Als ihr Seelenbruder, von Wut und Trauer übermannt, unbewaffnet in die Gegner gestürmt und sie ihm ohne nachzudenken gefolgt war, hatten die Götter ihre Hände über sie gehalten. Die Anhänger der Inquisition waren so überrascht über den plötzlichen Ausbruch gewesen, dass sie trotz aller Ausbildung ein Stück zurückgewichen waren, nur einige wenige griffen sie sofort an.
Das hatte der Wolfselfe genug Luft verschafft um den Tiorspriester an den Schultern zu packen und ihn wieder vor die Schlachtreihe zu befördern, wo sie ihn auf dem Boden festnagelte.
“Beruhige dich! Es bringt niemandem etwas wenn du Gerrit folgst!”
Erst später hatte sie die tiefen Wunden registriert, die ihr die Gegner beigebracht hatten, deren Reaktion etwas schneller gewesen war.
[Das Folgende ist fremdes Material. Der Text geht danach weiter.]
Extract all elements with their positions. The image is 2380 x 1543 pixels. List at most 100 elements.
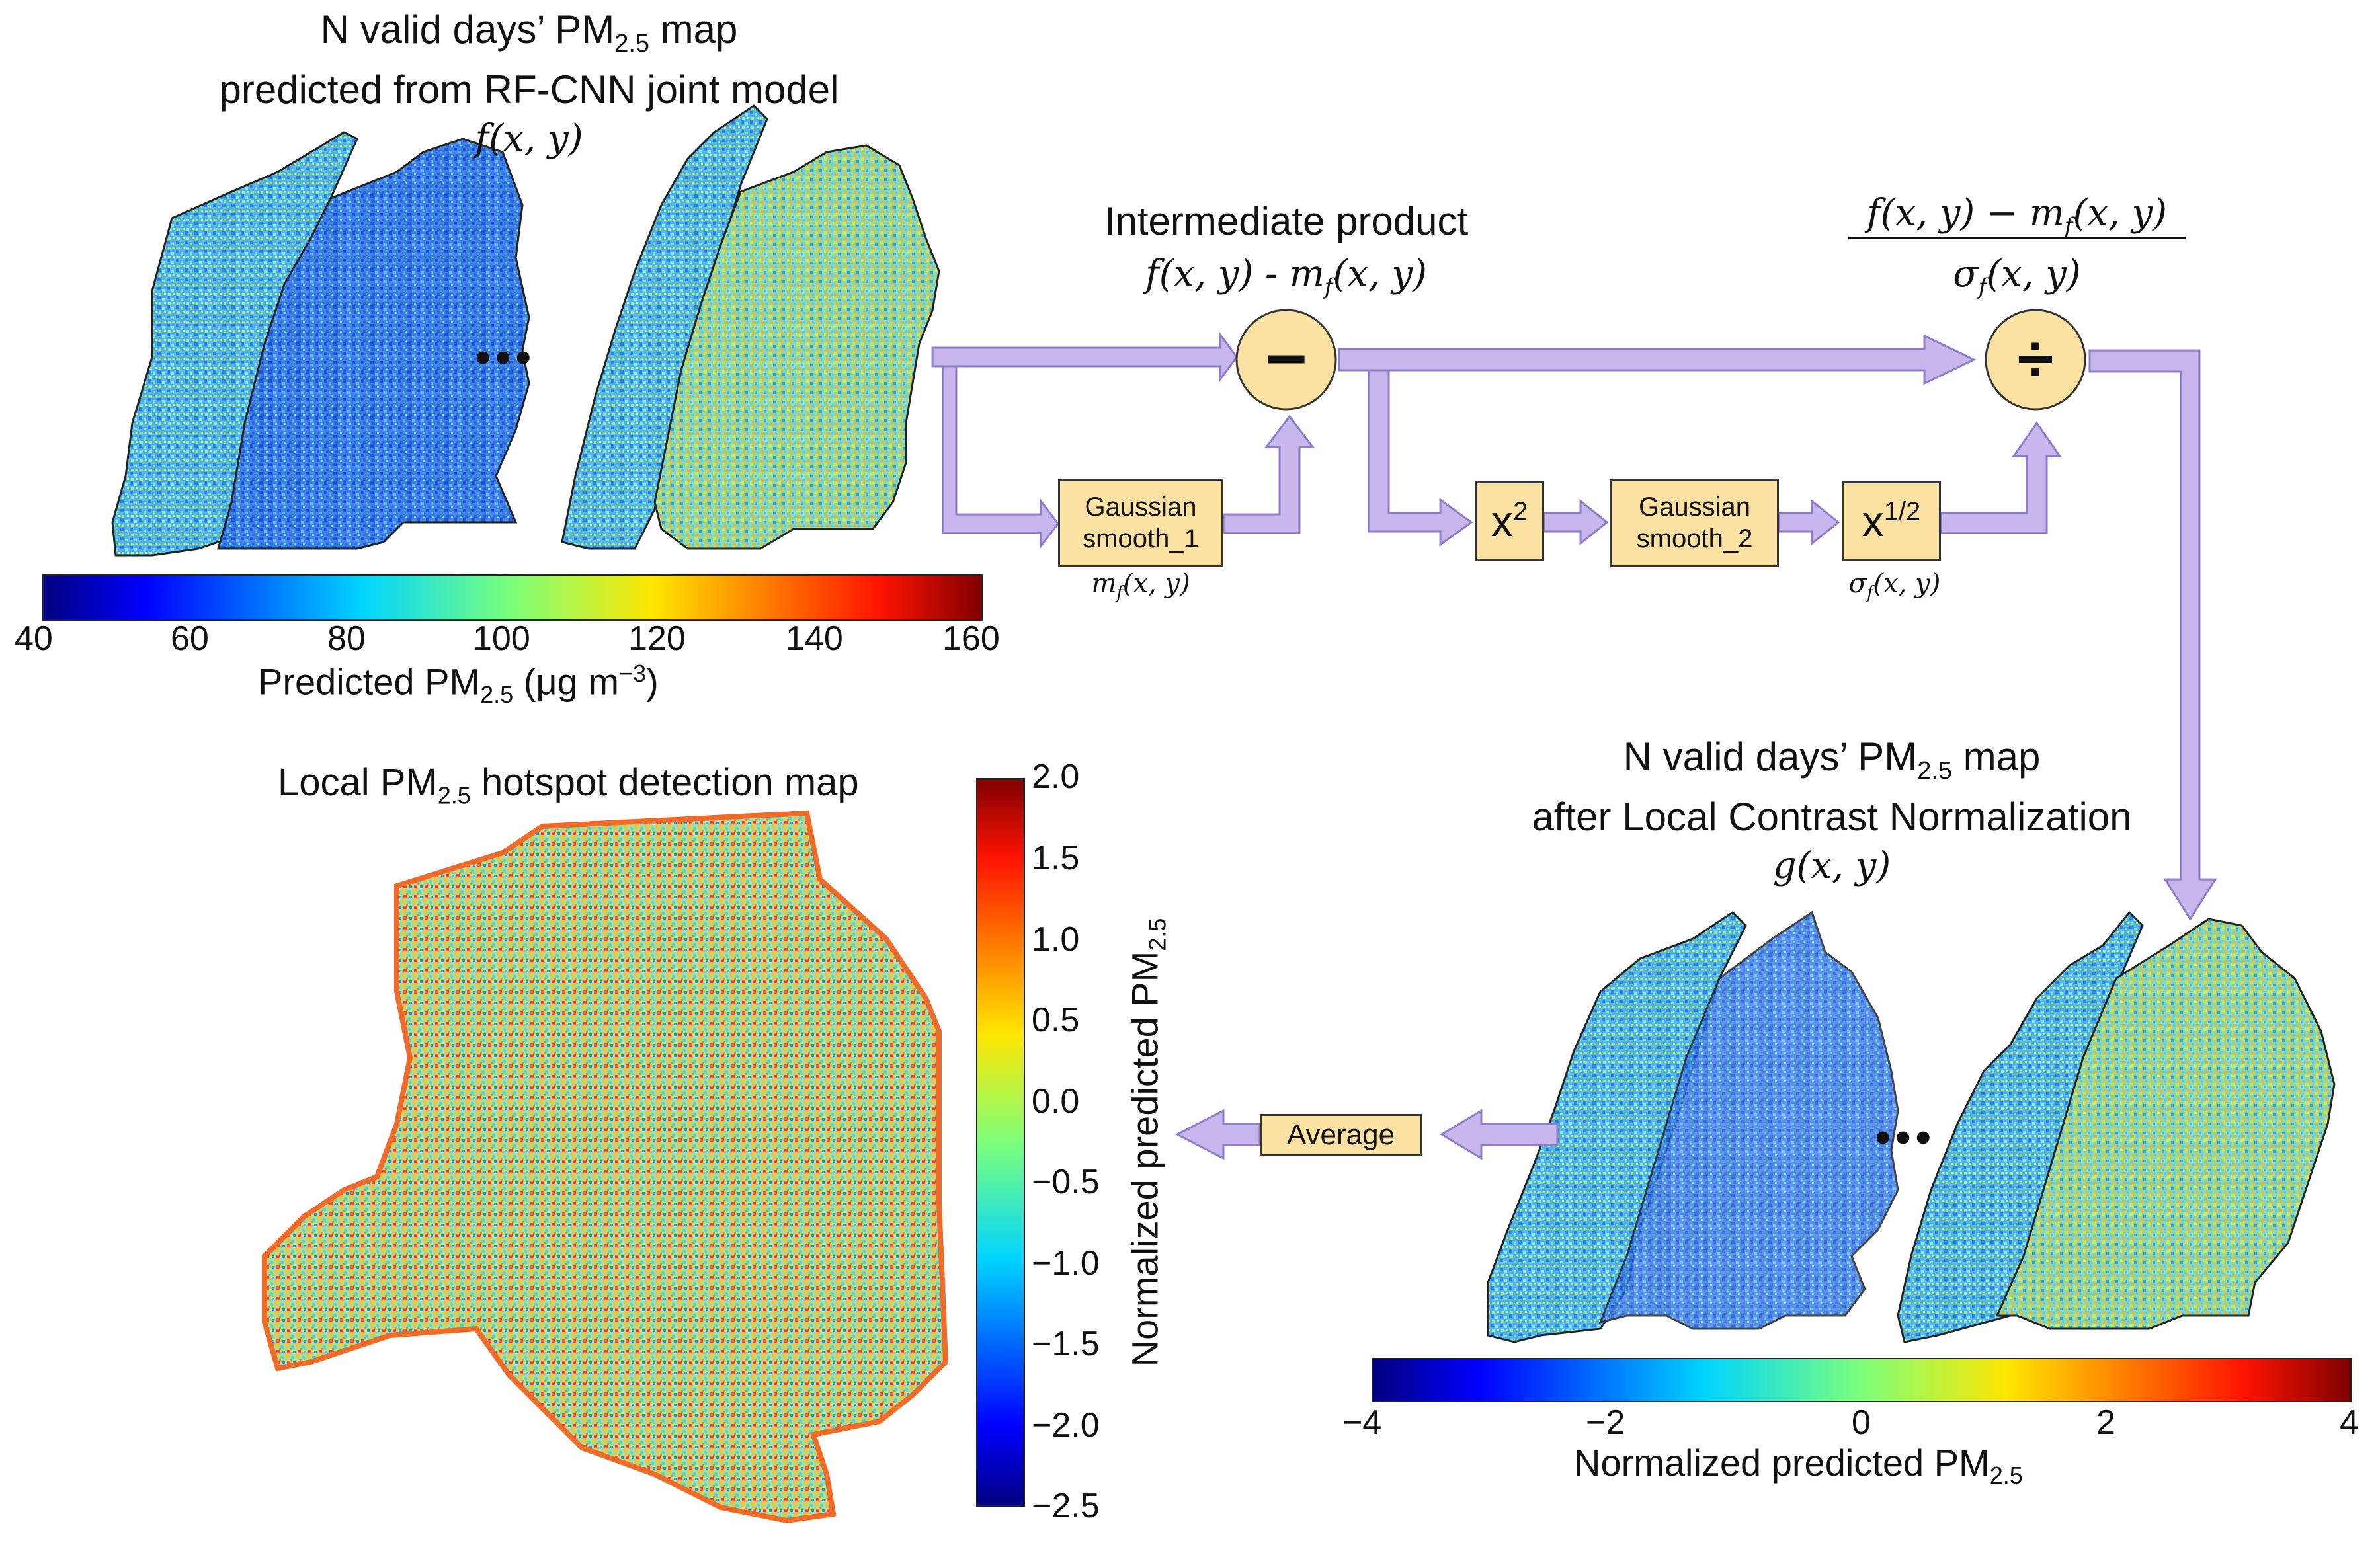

Der zum Aufbruch bereite Zug war eigentümlich still. Kein Lachen war zu hören, nur das nötigste wurde gesprochen und das in einem leisen Tonfall.
Das Knirschen und Klirren der Ausrüstung, die Hufe der Pferde und das leise Prasseln des Regens waren nahezu das einzige Geräusch in der kalten Luft.

Der Blick der Wolfselfe wurde unwillkürlich von der in helle Tücher eingewickelten Gestalt angezogen und es war ihr als würde abermals eine eiskalte Hand ihr Herz umklammern.
Für einen kurzen Moment war sie wieder draußen auf dem Hügel. Im Dunkel der Nacht, im Rauschen des Windes und im Prasseln des Regens.
Das Wehklagen der schattenhaften Umrisse ihrer Gefährten, die sich kaum gegen den Hintergrund abhoben, nahm sie gar nicht wahr.
Da war nur die Gestalt auf dem durchweichten und schlammigen Boden.
Eine regloser Körper... dessen Seele ihn schon längst verlassen hatte.
Mühsam riss die Wolfselfe sich von den Erinnerungen los.

Lorainne war gestorben wie sie gelebt hatte, nicht immer geradlinig, nicht immer mit den besten Ideen für sich selbst im Kopf, aber immer ihr eigenes Wohl weit hinter das von anderen zurück stellend.
Wenn sie sich jetzt alle in ihrer Trauer vergruben, dann wäre ihr Tod umsonst gewesen.

Außerdem gab es noch etwas zu tun.
Sie konnte Gerrit nicht mehr helfen. Und sie konnte Lorainne nicht mehr helfen.
Sie konnte nur für sie beten...
Aber einem konnte sie noch helfen. Und das würde sie tun.
Gorix.

Entschlossen zog sich Sasha die Kapuze ihrer Gugel tiefer ins Gesicht und trat zu Vanion, den sie mit einem prüfenden Blick bedachte.
Sie wusste nur zu genau wie er sich fühlte.

Tabea:
Mit versteinertem Gesicht trat auch Enid aus dem Gasthaus heraus. Die Schrecken der letzten Stunden waren ihr deutlich anzumerken. Sie wirkte erschöpft und erstarrt und bewegte sich vorsichtig, hölzern. Als ihr Blick auf das Tuch fiel, welches Lorraines Körper bedeckte, traten ihr ob der Endgültigkeit erneut die Tränen in die Augen.
Da war es wieder, das vertraute und doch so verhasste Gefühl von Hilflosigkeit und Verlust. Es war, als drückten ihr unsichtbare Mächte die Brust zusammen, um sie langsam ersticken zu lassen. Wut durchfuhr sie.
"Warum nur haben sie mich gefragt, diesem Bund beizutreten? Hätten sie mir nicht Ruhe lassen können?!" Die Gedanken war da, drängten sich auf und schmerzten. "Ich wollte mich nie wieder anderen so verbunden fühlen..."
Voller Zorn heftete sie ihren Blick erst auf Berengar, dann auf Ulric. Sie wollte ihre Wut, die Wut auf die ganze Welt, herausschreien. Doch sie blieb stumm und fühlte sich innerlich leer und erschöpft.
Der Blick, mit dem sie ihre Bundesgenossen ansah, wurde wieder weicher. "Passt auf euch auf. Ich will euch nicht auch noch verlieren" murmelte sie unwillkürlich.